Nous avons tous participé un jour ou l’autre à un cocktail, pour célébrer un anniversaire, le départ en retraite d’un collègue ou simplement à l’occasion d’un mariage. Même lorsque l’acoustique du lieu est bonne, ces réunions produisent un brouhaha permanent. Pourtant – et c’est une caractéristique du cerveau humain que les machines ne savent pas encore imiter –, nous sommes capables d’avoir une conversation intelligible car malgré ce brouhaha, nous parvenons à sélectionner et comprendre les paroles de notre interlocuteur. Notre cerveau distingue naturellement le bon grain de l’ivraie.
Ce faisant, nous avons l’impression que nous sommes entièrement absorbés par nos échanges. Pourtant, à quelques mètres de là, une personne que nous ne connaissons pas prononce notre prénom et voilà que sa voix surgit clairement du brouhaha. Quelque chose dans notre cerveau nous a averti qu’une information dans cet amas confus de phonèmes méritait d’être traitée consciemment.

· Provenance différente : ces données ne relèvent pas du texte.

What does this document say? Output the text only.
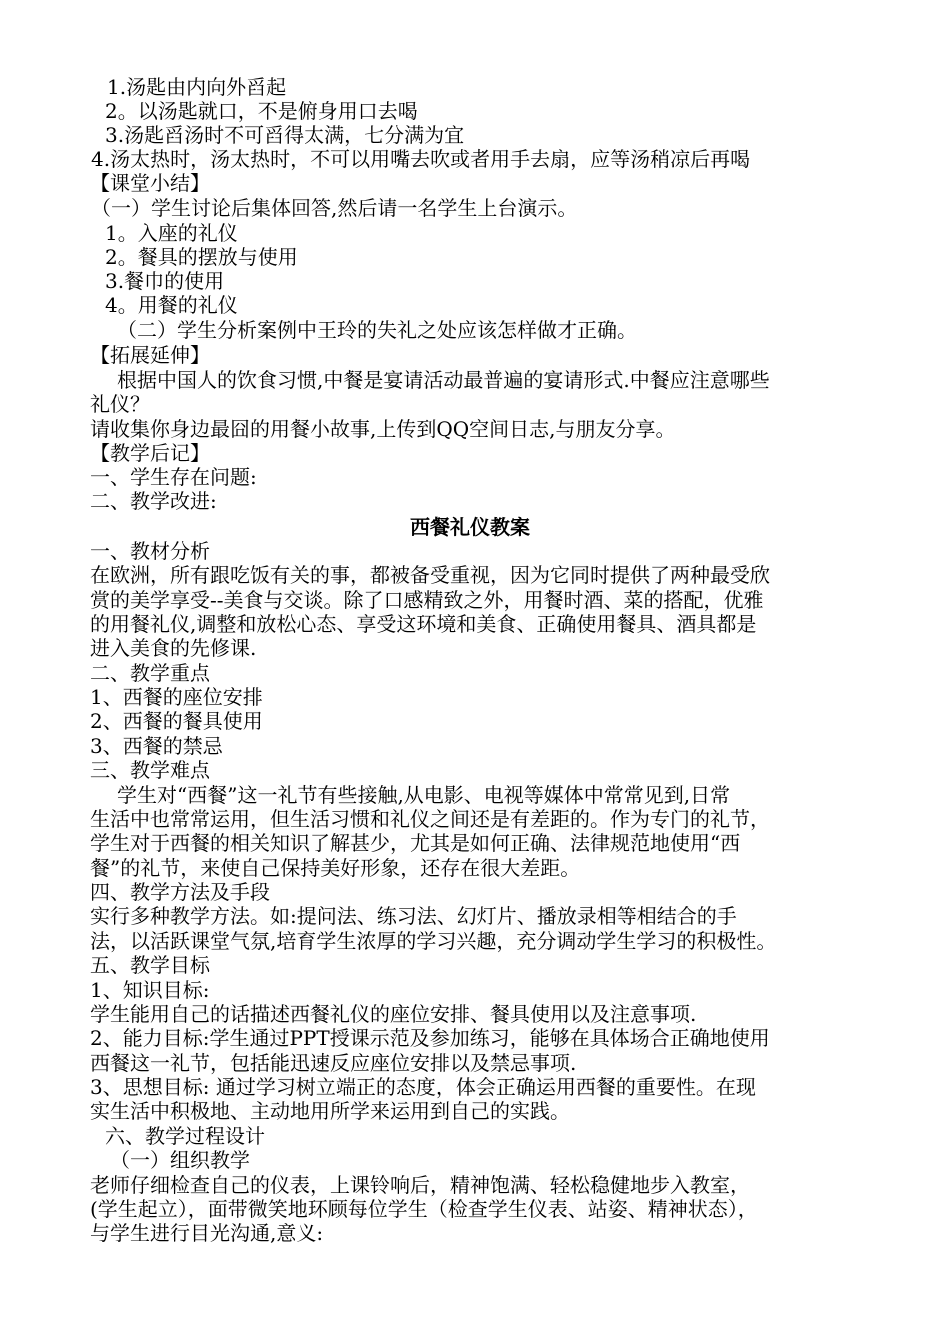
1.汤匙由内向外舀起
2。以汤匙就口，不是俯身用口去喝
3.汤匙舀汤时不可舀得太满，七分满为宜
4.汤太热时，汤太热时，不可以用嘴去吹或者用手去扇，应等汤稍凉后再喝
【课堂小结】
（一）学生讨论后集体回答,然后请一名学生上台演示。
1。入座的礼仪
2。餐具的摆放与使用
3.餐巾的使用
4。用餐的礼仪
（二）学生分析案例中王玲的失礼之处应该怎样做才正确。
【拓展延伸】
根据中国人的饮食习惯,中餐是宴请活动最普遍的宴请形式.中餐应注意哪些
礼仪？
请收集你身边最囧的用餐小故事,上传到QQ空间日志,与朋友分享。
【教学后记】
一、学生存在问题:
二、教学改进:
西餐礼仪教案
一、教材分析
在欧洲，所有跟吃饭有关的事，都被备受重视，因为它同时提供了两种最受欣
赏的美学享受--美食与交谈。除了口感精致之外，用餐时酒、菜的搭配，优雅
的用餐礼仪,调整和放松心态、享受这环境和美食、正确使用餐具、酒具都是
进入美食的先修课.
二、教学重点
1、西餐的座位安排
2、西餐的餐具使用
3、西餐的禁忌
三、教学难点
学生对“西餐”这一礼节有些接触,从电影、电视等媒体中常常见到,日常
生活中也常常运用，但生活习惯和礼仪之间还是有差距的。作为专门的礼节，
学生对于西餐的相关知识了解甚少，尤其是如何正确、法律规范地使用“西
餐”的礼节，来使自己保持美好形象，还存在很大差距。
四、教学方法及手段
实行多种教学方法。如:提问法、练习法、幻灯片、播放录相等相结合的手
法，以活跃课堂气氛,培育学生浓厚的学习兴趣，充分调动学生学习的积极性。
五、教学目标
1、知识目标:
学生能用自己的话描述西餐礼仪的座位安排、餐具使用以及注意事项.
2、能力目标:学生通过PPT授课示范及参加练习，能够在具体场合正确地使用
西餐这一礼节，包括能迅速反应座位安排以及禁忌事项.
3、思想目标: 通过学习树立端正的态度，体会正确运用西餐的重要性。在现
实生活中积极地、主动地用所学来运用到自己的实践。
六、教学过程设计
（一）组织教学
老师仔细检查自己的仪表，上课铃响后，精神饱满、轻松稳健地步入教室，
(学生起立），面带微笑地环顾每位学生（检查学生仪表、站姿、精神状态），
与学生进行目光沟通,意义:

Cet effet, que l’on nomme l’effet cocktail, a été étudié pour la première fois en 1953 par Colin Cherry, un spécialiste de la cognition de l’Imperial College de Londres. Pour le tester expérimentalement, il imagine un dispositif où les sujets sont équipés d’un casque et reçoivent des messages différents dans chaque oreille. Comme Cherry le montre, ceux-ci sont capables à la demande de focaliser leur attention sur un seul de ces messages. Il leur semble alors qu’ils n’ont rien retenu, ni même entendu de l’autre message, mais en vérité ils sont capables, par exemple, de répondre à la question de savoir s’il était délivré par un homme ou une femme. Les travaux de Cherry ont inauguré un travail de recherche très fécond sur les phénomènes d’attention et sur notre capacité à utiliser des filtres informationnels.
Nous pouvons extraire volontairement une source d’un environnement bruyant et traiter préférentiellement les informations provenant de cette source. Le reste est considéré, consciemment au moins, comme du bruit. Pourtant, comme je viens de le suggérer, certains éléments vont transformer ce bruit en événement, c’est-à-dire en fait significatif, en deçà de notre volonté. En d’autres termes, ils vont s’imposer au traitement conscient de l’information sans que nous le décidions. Et ce n’est pas un fait anodin, car le traitement conscient d’une information ne se fait pas sans coût pour notre cerveau.
La plupart des informations que nous traitons le sont inconsciemment. Dans ce cas, seules quelques aires postérieures s’activent, mais dès lors que l’information s’impose à notre espace conscient, alors les zones corticales impliquées sont plus vastes. Le cortex fronto-pariétal cingulaire, en particulier, est convoqué dans le traitement conscient et cela ne se fait pas sans coût énergétique.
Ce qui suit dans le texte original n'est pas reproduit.